The companies should use clear and easily understandable terms of conditions. Moreover, consent must be as easy to withdraw consent as it is to give it.

GDPR will capture more overseas companies than the current Directive.

Data Subject Rights

  1. Breach Notification

Notification will become mandatory in all member states where a data breach is likely to result in a risk to the rights and freedoms of individuals according to GDPR. This notification must be done within 72 hours of first having become aware of the data breach. Data processor also should warn their customers, and controllers, without undue delay.

  1. Right to Access

GDPR aims to create transparency and empowerment of data subjects. GDPR expanded the rights of data control. The data controller shall share how and for which personal data are processed where and for what purpose. Moreover, they should share a copy of personal data free of charge, in an electronic format.

  1. Right To Be Forgotten

Another call for a right to forget is the right of erasure. In 2014, The European Court of Justice ruled in the case of Google Spain SL, Google Inc., and Agencia Española de Protección de Datos, Mario Costeja González, Internet search engine operator, Google is responsible for the processing that it carries out of personal information which appears on web pages published by third parties.[2]

It was foreseen of this article and GDPR regulates the right to be forgotten.

To apply for this right:

  • the personal data are no longer necessary in relation to the purposes for which they were collected or otherwise processed;
  • the personal data have been unlawfully processed;
  • the personal data have to be erased for compliance with a legal obligation in Union or Member State law to which the controller is subject;
  • In case there is no other legal ground for the processing;
  • there are no overriding legitimate grounds for the processing,

In these conditions, data erasure shall not apply to the extent that processing is necessary:

  • for exercising the right of freedom of expression and information;
  • for compliance with a legal obligation which requires processing by Union or Member State law to which the controller is subject or for the performance of a task carried out in the public interest or in the exercise of official authority vested in the controller;
  • for reasons of public interest in the area of public health in accordance with points (h) and (i) of Article 9(2) as well as Article 9(3);
  • for archiving purposes in the public interest, scientific or historical research purposes or statistical purposes in accordance with Article 89(1) in so far as the right referred to in paragraph 1 is likely to render impossible or seriously impair the achievement of the objectives of that processing; or
  • for the establishment, exercise or defence of legal claims.
  1. Data Portability

Data portability is introduced by the GDPR. The right for a data subject to receive the personal data concerning them, which they have previously provided in a ‘commonly used and machine-readable format’ and have the right to transmit that data to another controller.

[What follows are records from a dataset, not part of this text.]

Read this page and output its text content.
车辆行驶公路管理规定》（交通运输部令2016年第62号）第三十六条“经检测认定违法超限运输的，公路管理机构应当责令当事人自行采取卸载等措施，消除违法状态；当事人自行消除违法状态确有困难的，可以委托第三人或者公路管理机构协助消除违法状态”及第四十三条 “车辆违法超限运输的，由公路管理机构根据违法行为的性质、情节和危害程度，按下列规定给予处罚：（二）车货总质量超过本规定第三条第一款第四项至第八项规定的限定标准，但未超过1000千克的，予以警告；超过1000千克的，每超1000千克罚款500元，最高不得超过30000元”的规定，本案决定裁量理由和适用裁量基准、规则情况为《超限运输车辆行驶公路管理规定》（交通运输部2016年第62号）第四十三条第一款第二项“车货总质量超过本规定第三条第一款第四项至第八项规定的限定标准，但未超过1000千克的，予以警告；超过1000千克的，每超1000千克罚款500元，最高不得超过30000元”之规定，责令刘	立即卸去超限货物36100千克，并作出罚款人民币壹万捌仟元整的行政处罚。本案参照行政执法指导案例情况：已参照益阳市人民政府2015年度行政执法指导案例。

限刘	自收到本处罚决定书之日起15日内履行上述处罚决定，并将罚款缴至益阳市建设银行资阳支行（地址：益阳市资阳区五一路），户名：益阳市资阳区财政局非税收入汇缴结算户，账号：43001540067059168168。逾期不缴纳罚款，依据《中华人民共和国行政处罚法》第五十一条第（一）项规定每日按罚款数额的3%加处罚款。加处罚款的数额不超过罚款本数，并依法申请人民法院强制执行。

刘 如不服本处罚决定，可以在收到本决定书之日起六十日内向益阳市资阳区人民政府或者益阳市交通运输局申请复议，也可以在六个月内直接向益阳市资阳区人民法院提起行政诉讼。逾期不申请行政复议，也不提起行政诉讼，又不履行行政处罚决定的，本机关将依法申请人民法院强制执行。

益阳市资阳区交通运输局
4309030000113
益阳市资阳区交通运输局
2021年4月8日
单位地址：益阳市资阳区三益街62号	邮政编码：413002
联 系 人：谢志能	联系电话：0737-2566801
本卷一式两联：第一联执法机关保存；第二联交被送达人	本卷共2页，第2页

It is a totally new clause, that comes with GDPR.

  1. Privacy By Design

It is not a new concept coming with GDPR. However, GDPR regulates it as:

‘’ the controller shall, both at the time of the determination of the means for processing and at the time of the processing itself, implement appropriate technical and organisational measures, such as pseudonymisation, which are designed to implement data-protection principles, such as data minimisation, in an effective manner and to integrate the necessary safeguards into the processing in order to meet the requirements of this Regulation and protect the rights of data subjects.’’

Settlement of the data should be done carefully and implement appropriate technical and organizational measures and procedures from the outset to ensure that processing complies with GDPR and protects the rights of the data subjects.

  1. Data Protection Officers

Under the Data Protection Directive 95/46/EC, controllers are required to notify their data processing activities with local DPAs, which, for multinationals, is a very bureaucratic way with most Member States having different notification requirements. GDPR solve these bureaucratic processes. GDPR shall bring internal recordkeeping requirements.